Written by: Helen Regan, CNN
When Haji Muhammad Abdus Salam looks across the trash-filled river near his home in one of Dhaka’s major garment manufacturing districts, he remembers a time before the factories moved in.
“When I was young there were no garment factories here. We used to grow crops and loved to catch different kinds of fish. The atmosphere was very nice,” he said from Savar, just north of the Bangladesh capital.
The river beside him is now black like an ink stain. Abdus Salam said waste from nearby garment factories and dye houses has polluted the water.
“There are no fish now,” he said. “The water is so polluted that our children and grandchildren cannot have the same experience.”
Bangladesh is the world’s second biggest garment manufacturing hub after China, exporting $34 billion worth of garments in 2019. And clothes made, dyed and finished in the country often end up in main street shops across the United States and Europe.
But as consumers browse through the season’s latest color trends, few will spare much thought to the dyes used to create everything from soft pastels to fluorescent hues — or their toxic history.
Fashion is responsible for up to one-fifth of industrial water pollution, thanks in part to weak regulation and enforcement in producer countries like Bangladesh, where wastewater is commonly dumped directly into rivers and streams. The discharge is often a cocktail of carcinogenic chemicals, dyes, salts and heavy metals that not only hurt the environment, but pollute essential drinking water sources.
Bangladesh’s Ministry of Environment, Forest and Climate Change said it was “striving towards minimizing the negative effect on environment from the largest export generating sectors including ready-made garments and textiles.”
Minister Shahab Uddin said in a statement e-mailed to CNN that a range of measures were being taken to address pollution, including updating conservation and environmental laws, imposing fines on polluters, monitoring water quality, setting up centralized treatment plants, and working with international development partners to improve wastewater treatment.
“Monitoring and enforcement activities … are playing a vital role in combating the pollution caused by illegal polluting industries. We have a policy and legal framework in place to address the environmental pollution issues of the country,” he said.
change is happening. In Bangladesh, there are signs textile producers are taking environmental responsibility more seriously, with brands committing to initiatives, such as the Partnership for Cleaner Textile (PaCT), that tackle water, energy and chemical use in the industry.
And some Bangladeshi factories have environmental “best practices and are developing their own connections” with suppliers, said PFI Hong Kong’s Obser.
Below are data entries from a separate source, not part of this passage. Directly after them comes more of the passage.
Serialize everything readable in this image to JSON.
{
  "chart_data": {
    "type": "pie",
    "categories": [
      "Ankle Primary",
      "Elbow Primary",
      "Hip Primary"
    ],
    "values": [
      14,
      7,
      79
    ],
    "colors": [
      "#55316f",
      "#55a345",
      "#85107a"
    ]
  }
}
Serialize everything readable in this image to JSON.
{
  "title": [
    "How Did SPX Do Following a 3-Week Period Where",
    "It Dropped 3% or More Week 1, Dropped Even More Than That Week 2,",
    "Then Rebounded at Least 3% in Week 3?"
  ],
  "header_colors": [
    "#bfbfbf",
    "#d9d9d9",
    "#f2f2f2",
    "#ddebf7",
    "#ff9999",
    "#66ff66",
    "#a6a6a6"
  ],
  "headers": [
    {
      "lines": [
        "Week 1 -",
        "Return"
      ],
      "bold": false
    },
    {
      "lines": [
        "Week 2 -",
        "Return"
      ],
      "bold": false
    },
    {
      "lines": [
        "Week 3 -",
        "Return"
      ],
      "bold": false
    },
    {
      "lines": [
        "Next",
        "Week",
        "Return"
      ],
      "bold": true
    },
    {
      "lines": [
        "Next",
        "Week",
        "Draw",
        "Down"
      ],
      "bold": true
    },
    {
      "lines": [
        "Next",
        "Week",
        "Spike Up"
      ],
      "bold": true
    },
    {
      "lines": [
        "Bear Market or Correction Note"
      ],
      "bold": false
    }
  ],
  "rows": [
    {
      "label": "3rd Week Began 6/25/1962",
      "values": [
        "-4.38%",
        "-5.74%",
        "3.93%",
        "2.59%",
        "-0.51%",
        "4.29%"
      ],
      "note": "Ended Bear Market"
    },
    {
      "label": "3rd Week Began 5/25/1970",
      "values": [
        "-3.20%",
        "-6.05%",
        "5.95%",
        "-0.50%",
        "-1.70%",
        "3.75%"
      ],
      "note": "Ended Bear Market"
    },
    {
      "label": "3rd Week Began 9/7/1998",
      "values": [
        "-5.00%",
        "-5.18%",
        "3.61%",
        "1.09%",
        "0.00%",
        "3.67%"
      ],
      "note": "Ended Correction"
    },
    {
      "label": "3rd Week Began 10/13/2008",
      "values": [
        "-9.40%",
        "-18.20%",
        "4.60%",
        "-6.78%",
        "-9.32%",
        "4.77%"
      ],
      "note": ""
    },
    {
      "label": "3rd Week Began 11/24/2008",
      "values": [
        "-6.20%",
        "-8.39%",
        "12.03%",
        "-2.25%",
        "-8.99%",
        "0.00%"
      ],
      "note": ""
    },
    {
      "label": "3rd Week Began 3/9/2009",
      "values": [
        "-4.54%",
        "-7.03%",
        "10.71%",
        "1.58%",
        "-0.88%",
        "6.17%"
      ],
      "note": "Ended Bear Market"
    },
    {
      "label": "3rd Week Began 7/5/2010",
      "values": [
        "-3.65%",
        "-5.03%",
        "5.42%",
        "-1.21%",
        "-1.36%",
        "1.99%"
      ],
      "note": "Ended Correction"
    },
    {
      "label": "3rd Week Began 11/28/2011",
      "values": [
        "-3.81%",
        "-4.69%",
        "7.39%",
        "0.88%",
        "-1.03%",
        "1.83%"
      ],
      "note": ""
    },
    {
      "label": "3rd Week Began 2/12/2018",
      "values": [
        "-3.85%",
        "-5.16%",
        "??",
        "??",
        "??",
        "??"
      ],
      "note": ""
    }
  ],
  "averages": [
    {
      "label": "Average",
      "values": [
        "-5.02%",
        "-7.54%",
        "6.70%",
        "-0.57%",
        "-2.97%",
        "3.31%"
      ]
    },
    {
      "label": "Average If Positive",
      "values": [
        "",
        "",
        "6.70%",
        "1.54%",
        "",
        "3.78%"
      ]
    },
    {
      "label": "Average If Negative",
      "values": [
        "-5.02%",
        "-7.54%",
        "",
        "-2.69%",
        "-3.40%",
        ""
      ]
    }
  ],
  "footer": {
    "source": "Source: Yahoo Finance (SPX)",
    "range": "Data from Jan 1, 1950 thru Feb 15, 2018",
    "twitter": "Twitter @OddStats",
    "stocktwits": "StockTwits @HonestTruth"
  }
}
But “it remains a challenge to fully eliminate those smaller non-compliant ones because the fashion industry is very intransparent and price focused,” she added, saying many companies do not have the training, knowledge or the funds to treat wastewater discharge or invest in new waterless or environmentally-friendly technologies.
Bangladesh’s Ministry of Environment, Forest and Climate Change said it has made it mandatory for all polluting facilities to install effluent treatment plants and operate them “optimally.” And under a new environmental policy called Zero Liquid Discharge (ZLD), textile dyeing, finishing and washing industries “must submit a time-bound plan to reduce, recycle and reuse the wastewater,” Uddin said.
“There is definitely room for further improvement,” though rapid urbanization, high economic growth and industrialization all exacerbate the country’s environmental problems. “These challenges cannot be eliminated overnight,” he added.
Other countries have also been taking steps. In China, a range of tough new environmental policies have been enacted in the past few years, including a 2017 crackdown on textile and other polluting factories that saw the temporary closure of thousands that were found to be flouting environmental laws. In 2018, the Chinese government introduced a new environment protection tax aimed at cutting polluting discharge, according to state-run news agency Xinhua.
Ma said factories and dye houses are increasingly being moved into industrial zones with centralized wastewater treatment plants, or being threatened with fines and closure if they don’t comply with regulations.
Results have been “dramatic,” with many of the dead, black rivers he once saw coming back to life.